Which is why it‘s a little weird to note the smooth production and highly tuneful songs that abound on their brand new album. Is this really music to outrage and alienate? And why, here's little Richey Edwards, all moptop and smiles like a cross between a young Paul McCartney and Ian Brown of the Stone Roses, playing The Beatles' ‘Yesterday’ on his cassette, the epitome of the genial host. He knows his music too - he talks intelligently and voraciously about the music that made and shaped the Preachers, from Beatles to Sex Pistols, Led Zeppelin to Bob Dylan. Respect for rock history, that's what the Preachers have...whatever you may have heard to the contrary. "Yeah, everyone goes through a time when you don't accept that anything which happened before the last two weeks was any good, that's natural. We spent all this time chasing new bands with great images but who'd ultimately forgotten one basic thing - like how to write a song and it's so disappointing. Then you reach a point when you have to admit that yes, in fact The Beatles were pretty incredible. So now we just admit it.”

The amenable Mr Edwards is about the only one who'll talk to the press at the moment. Not because of any great ego games or moral stance, it's more that "the others can't be bothered to get out of bed!"

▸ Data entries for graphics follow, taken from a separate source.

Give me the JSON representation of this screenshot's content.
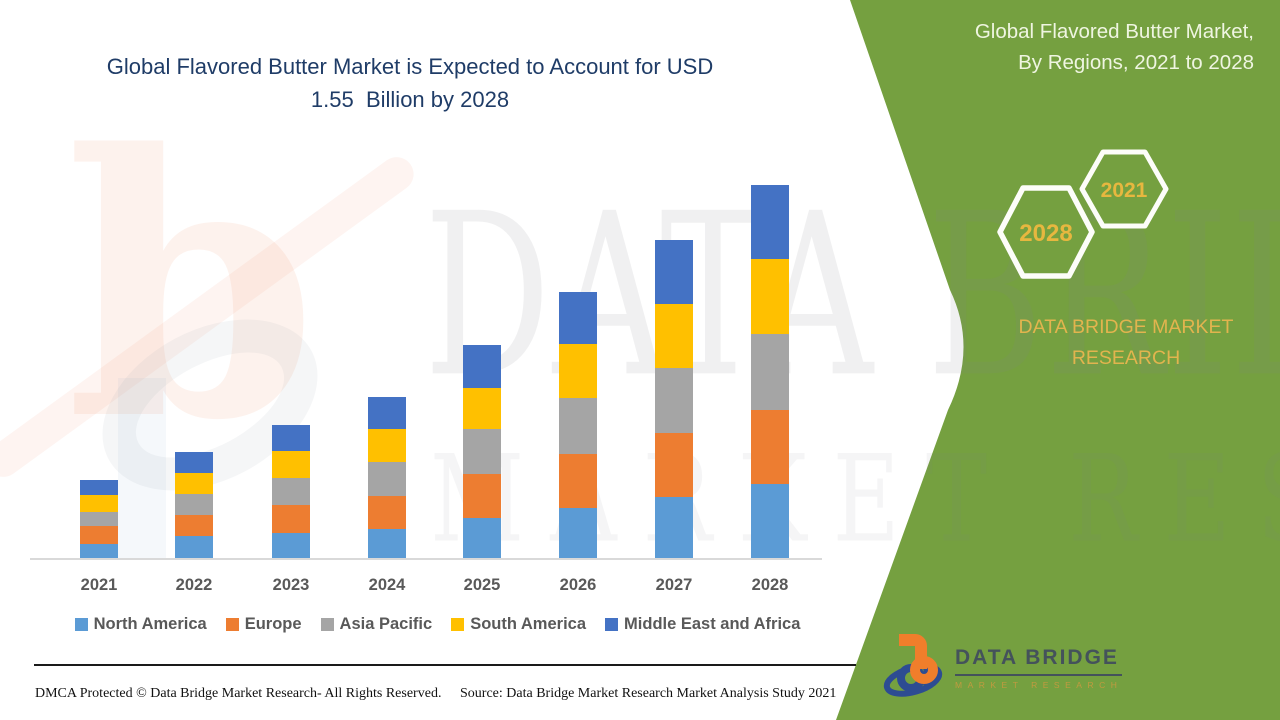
{
  "header": {
    "title_line1": "Global Flavored Butter Market is Expected to Account for USD",
    "title_line2": "1.55  Billion by 2028",
    "title_color": "#1F3C67"
  },
  "side_panel": {
    "background_color": "#75A040",
    "title_line1": "Global Flavored Butter Market,",
    "title_line2": "By Regions, 2021 to 2028",
    "hexagon_back_label": "2028",
    "hexagon_front_label": "2021",
    "hexagon_text_color": "#E7B73F",
    "caption_line1": "DATA BRIDGE MARKET",
    "caption_line2": "RESEARCH"
  },
  "chart_data": {
    "type": "bar",
    "stacked": true,
    "unit": "USD Billion",
    "title": "Global Flavored Butter Market is Expected to Account for USD 1.55 Billion by 2028",
    "xlabel": "",
    "ylabel": "",
    "ylim": [
      0,
      1.62
    ],
    "grid": false,
    "legend_position": "bottom",
    "categories": [
      "2021",
      "2022",
      "2023",
      "2024",
      "2025",
      "2026",
      "2027",
      "2028"
    ],
    "series": [
      {
        "name": "North America",
        "color": "#5B9BD5",
        "values": [
          0.063,
          0.094,
          0.11,
          0.126,
          0.171,
          0.213,
          0.257,
          0.31
        ]
      },
      {
        "name": "Europe",
        "color": "#ED7D31",
        "values": [
          0.073,
          0.09,
          0.115,
          0.137,
          0.182,
          0.224,
          0.266,
          0.307
        ]
      },
      {
        "name": "Asia Pacific",
        "color": "#A5A5A5",
        "values": [
          0.059,
          0.086,
          0.113,
          0.138,
          0.184,
          0.232,
          0.269,
          0.315
        ]
      },
      {
        "name": "South America",
        "color": "#FFC000",
        "values": [
          0.069,
          0.087,
          0.109,
          0.136,
          0.17,
          0.221,
          0.267,
          0.311
        ]
      },
      {
        "name": "Middle East and Africa",
        "color": "#4472C4",
        "values": [
          0.062,
          0.088,
          0.109,
          0.136,
          0.179,
          0.217,
          0.265,
          0.308
        ]
      }
    ],
    "totals_by_year": [
      0.326,
      0.445,
      0.556,
      0.673,
      0.886,
      1.107,
      1.324,
      1.551
    ]
  },
  "watermark": {
    "line1": "DATA BRIDGE",
    "line2": "MARKET RESEARCH",
    "logo_glyph": "b"
  },
  "footer": {
    "dmca": "DMCA Protected © Data Bridge Market Research- All Rights Reserved.",
    "source": "Source: Data Bridge Market Research Market Analysis Study 2021"
  },
  "brand_logo": {
    "name": "DATA BRIDGE",
    "tagline": "MARKET RESEARCH"
  }
}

The “others” are guitarist James Dean Bradfield, bassist Nicky Wire and drummer Sean Moore, attributing their sudden, unexpected blast of success with the first album to their basic honesty, rejecting the Manchester ’baggie’ scene in favour of their interest in glam and basic rock traditions. "When we came to London we were really insular. We didn't really know anything, we just believed we'd come to London, play a few gigs and there‘d be an audience. Now we look back and think we must have been insane. We just did what we felt naturally. A lot of people think we must have been hyped, but if we'd have thought we were going against the Manchester thing and everything that was happening at the time, we'd have been too scared to do it. As it was we saved up and then spent six months in London playing for journalists or any other fucker that came along.”

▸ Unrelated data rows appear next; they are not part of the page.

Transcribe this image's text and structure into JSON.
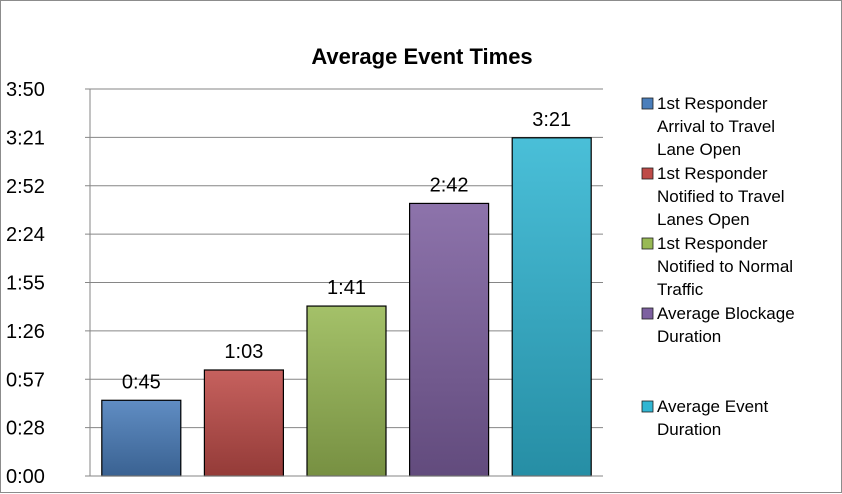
{
  "chart_data": {
    "type": "bar",
    "title": "Average Event Times",
    "xlabel": "",
    "ylabel": "",
    "ylim": [
      0,
      230
    ],
    "y_unit": "seconds",
    "y_ticks": [
      {
        "value": 0,
        "label": "0:00"
      },
      {
        "value": 28.75,
        "label": "0:28"
      },
      {
        "value": 57.5,
        "label": "0:57"
      },
      {
        "value": 86.25,
        "label": "1:26"
      },
      {
        "value": 115,
        "label": "1:55"
      },
      {
        "value": 143.75,
        "label": "2:24"
      },
      {
        "value": 172.5,
        "label": "2:52"
      },
      {
        "value": 201.25,
        "label": "3:21"
      },
      {
        "value": 230,
        "label": "3:50"
      }
    ],
    "grid": true,
    "legend_position": "right",
    "series": [
      {
        "label_lines": [
          "1st Responder",
          "Arrival to Travel",
          "Lane Open"
        ],
        "value": 45,
        "data_label": "0:45",
        "color": "#4a7ebb"
      },
      {
        "label_lines": [
          "1st Responder",
          "Notified to Travel",
          "Lanes Open"
        ],
        "value": 63,
        "data_label": "1:03",
        "color": "#be4b48"
      },
      {
        "label_lines": [
          "1st Responder",
          "Notified to Normal",
          "Traffic"
        ],
        "value": 101,
        "data_label": "1:41",
        "color": "#98b954"
      },
      {
        "label_lines": [
          "Average Blockage",
          "Duration"
        ],
        "value": 162,
        "data_label": "2:42",
        "color": "#7d60a0"
      },
      {
        "label_lines": [
          "Average Event",
          "Duration"
        ],
        "value": 201,
        "data_label": "3:21",
        "color": "#31b6d3"
      }
    ]
  }
}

Hit-or-miss it may have been, but it worked. Fresh, vibrant and yes, different to anything else going down at the time, the Preachers ended up with a deluge of offers from record companies. Their debut album was a huge success for its attitude as much as its content and while their Royal Highnesses Suede -about whom they are quietly scathing – have perhaps stolen their thunder in media circles, there's little doubt the Preachers are a band in the classic mould destined for all manner of heroics and shenanigans. "I‘ve got an awful lot of time for Happy Mondays,” says Richey somewhat surprisingly. "I do think they did make an awful lot of classic records. I can understand everything they said because I think they are one of the truest reflections of working class Britain in the last decade, in the way they dress and look and the things they say. But I feel sorry about the patronising way the press treated them. The press were very misguided the way they perceived Happy Mondays.” A university graduate who declares he had no future outside of music, Richey appears to have a dramatically romantic view of the whole working class ethos of rock. He infers that the Manics will not be around forever and ever the way the Stones have been and describes the demise of the Mondays as "the classic end to most working class bands – they destroy themselves."

"I find it sad that nobody seems to care that they've been destroying themselves. The press have made sure that they've had access to a certain lifestyle, but they don't seem to have any guilt about the fact that Shaun'll probably be dead in two or three years.

The Manics know something about press overkill, of course. Suede appear to have taken on their mantle as rock's great white hopes for the Nineties, but these boys have had their fill of headlines. "Well, we had 50-50 good and bad press, Suede have had almost universal adoration. We had similar levels of coverage, but some of it was quite nasty. They didn't seem to like the idea of a working class person going to university and being pissed off. Working classes were either portrayed as lager drinking yobs rampaging the streets or Smiths fans staying in bed all day looking miserable. They can't reconcile the two."